The first thing that you need to do is look at the available types of fireplaces to figure out what kind you want. Given the different choices as far as fuel, materials for your fireplace surround, various price levels, and so on, it is very important that you visit several showrooms to be sure that you have a good feel for the available models. This way, you are much better equipped to decide what best fits with your home's existing décor and your personal tastes.
Always ensure that the fireplace which you are purchasing has been sized for the area that you intend to heat and your local climate. Much of the time, fireplaces have an area heating capacity rated in square feet. Remember that these numbers are usually based on either 7' or 8' ceilings, so it is important to ensure that the salesperson or installer knows the size of your home so that they can ensure the fireplace's ability to heat it. If you really want to know whether a fireplace, woodstove, or other heating system will be sufficient for your home's heating needs, have then installer perform a complete heat-loss calculation on your home. This heat-loss calculation helps to guarantee that the fireplace is neither too big nor too small. If your main motivation for buying a fireplace is to enhance the aesthetic appeal of the room, then heat loss calculations and fireplace sizing are not such significant concerns.
Once you have decided on whether to get a free-standing fireplace or fireplace inserts, you will need to know what kind of accessories you want and need. There are remote controls, fans, thermostats, and various "visualization" accessories ranging from glass beads to aquatic scenes.
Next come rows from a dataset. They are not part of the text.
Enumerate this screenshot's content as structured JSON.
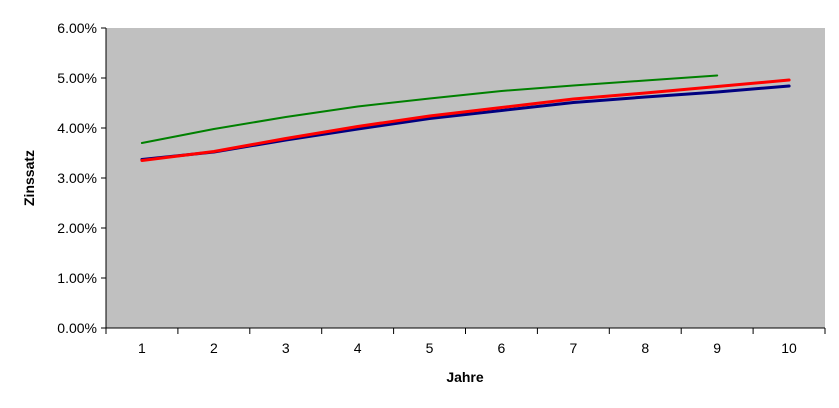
{
  "chart_data": {
    "type": "line",
    "xlabel": "Jahre",
    "ylabel": "Zinssatz",
    "x": [
      1,
      2,
      3,
      4,
      5,
      6,
      7,
      8,
      9,
      10
    ],
    "x_tick_labels": [
      "1",
      "2",
      "3",
      "4",
      "5",
      "6",
      "7",
      "8",
      "9",
      "10"
    ],
    "y_tick_labels": [
      "0.00%",
      "1.00%",
      "2.00%",
      "3.00%",
      "4.00%",
      "5.00%",
      "6.00%"
    ],
    "ylim": [
      0,
      6
    ],
    "grid": false,
    "plot_background": "#c0c0c0",
    "series": [
      {
        "color": "#008000",
        "width": 2,
        "values": [
          3.7,
          3.98,
          4.22,
          4.43,
          4.59,
          4.74,
          4.85,
          4.95,
          5.05,
          null
        ]
      },
      {
        "color": "#000080",
        "width": 3,
        "values": [
          3.37,
          3.52,
          3.76,
          3.98,
          4.19,
          4.35,
          4.51,
          4.62,
          4.72,
          4.84
        ]
      },
      {
        "color": "#ff0000",
        "width": 3,
        "values": [
          3.35,
          3.53,
          3.79,
          4.03,
          4.24,
          4.41,
          4.58,
          4.7,
          4.83,
          4.96
        ]
      }
    ]
  }
}
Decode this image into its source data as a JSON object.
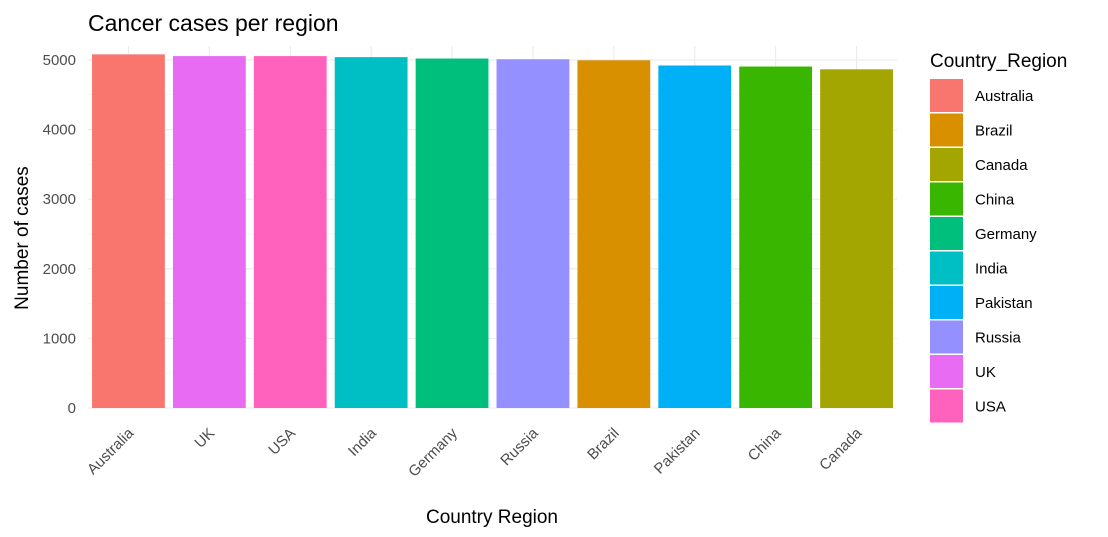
{
  "chart_data": {
    "type": "bar",
    "title": "Cancer cases per region",
    "xlabel": "Country Region",
    "ylabel": "Number of cases",
    "categories": [
      "Australia",
      "UK",
      "USA",
      "India",
      "Germany",
      "Russia",
      "Brazil",
      "Pakistan",
      "China",
      "Canada"
    ],
    "values": [
      5080,
      5055,
      5055,
      5040,
      5020,
      5010,
      4995,
      4920,
      4905,
      4865
    ],
    "ylim": [
      0,
      5200
    ],
    "yticks": [
      0,
      1000,
      2000,
      3000,
      4000,
      5000
    ],
    "grid": true,
    "legend": {
      "title": "Country_Region",
      "placement": "right",
      "entries": [
        "Australia",
        "Brazil",
        "Canada",
        "China",
        "Germany",
        "India",
        "Pakistan",
        "Russia",
        "UK",
        "USA"
      ]
    },
    "colors": {
      "Australia": "#F8766D",
      "Brazil": "#D89000",
      "Canada": "#A3A500",
      "China": "#39B600",
      "Germany": "#00BF7D",
      "India": "#00BFC4",
      "Pakistan": "#00B0F6",
      "Russia": "#9590FF",
      "UK": "#E76BF3",
      "USA": "#FF62BC"
    }
  }
}
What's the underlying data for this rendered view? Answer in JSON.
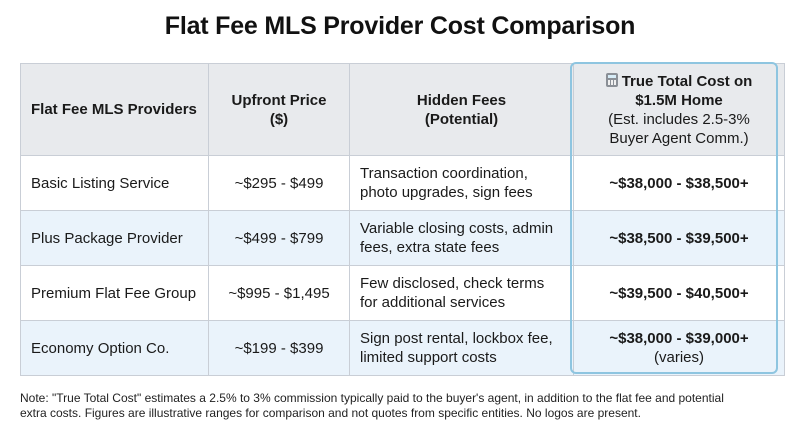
{
  "title": "Flat Fee MLS Provider Cost Comparison",
  "headers": {
    "provider": "Flat Fee MLS Providers",
    "upfront_line1": "Upfront Price",
    "upfront_line2": "($)",
    "hidden_line1": "Hidden Fees",
    "hidden_line2": "(Potential)",
    "total_line1": "True Total Cost on",
    "total_line2": "$1.5M Home",
    "total_line3": "(Est. includes 2.5-3%",
    "total_line4": "Buyer Agent Comm.)",
    "total_icon": "calculator-icon"
  },
  "rows": [
    {
      "provider": "Basic Listing Service",
      "upfront": "~$295 - $499",
      "hidden_line1": "Transaction coordination,",
      "hidden_line2": "photo upgrades, sign fees",
      "total": "~$38,000 - $38,500+",
      "total_sub": ""
    },
    {
      "provider": "Plus Package Provider",
      "upfront": "~$499 - $799",
      "hidden_line1": "Variable closing costs, admin",
      "hidden_line2": "fees, extra state fees",
      "total": "~$38,500 - $39,500+",
      "total_sub": ""
    },
    {
      "provider": "Premium Flat Fee Group",
      "upfront": "~$995 - $1,495",
      "hidden_line1": "Few disclosed, check terms",
      "hidden_line2": "for additional services",
      "total": "~$39,500 - $40,500+",
      "total_sub": ""
    },
    {
      "provider": "Economy Option Co.",
      "upfront": "~$199 - $399",
      "hidden_line1": "Sign post rental, lockbox fee,",
      "hidden_line2": "limited support costs",
      "total": "~$38,000 - $39,000+",
      "total_sub": "(varies)"
    }
  ],
  "note_line1": "Note: \"True Total Cost\" estimates a 2.5% to 3% commission typically paid to the buyer's agent, in addition to the flat fee and potential",
  "note_line2": "extra costs. Figures are illustrative ranges for comparison and not quotes from specific entities. No logos are present."
}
Be certain that you know what your options are so that you know you'll be happy with the fireplace that you end up with.
As far as the actual fireplace installations, once you have had a consultation with your installer and know the location where you want the fireplace to be installed, you can clear the room by ensuring that furniture and other bulky items are out of the way. As well, it is a good idea to remove and temporarily store pictures or other breakables near the fireplace installation site. Like any home renovation project, the best way to minimize your odds of decorations or other breakables being damaged is by simply getting them out of harm's way.
If you are a particularly handy homeowner, you may choose to handle the installation on your own. You will need a building permit for the construction, and you may require a visit from a government-licensed inspector in order to have the fixture approved for use. Bear in mind that although the installation of a fireplace can take several days, depending on the type of wall into which it is being installed or whether or not you are installing an insert, manufactured stone fireplace, or a custom-built masonry fireplace. If you are installing an insert, it might take you 20 hours to do it properly, while a professional can probably do it in less than a day. Even if local regulations don't already demand it, a safety inspection from a qualified installer and/or government official is a very good idea. Without the proper permits and an inspection by a qualified individual, your fireplace's warranty may be voided, as well as your homeowner's insurance. When it comes to safety, it isn't worth taking chances, whether you install yourself or pay a contractor to do the work for you.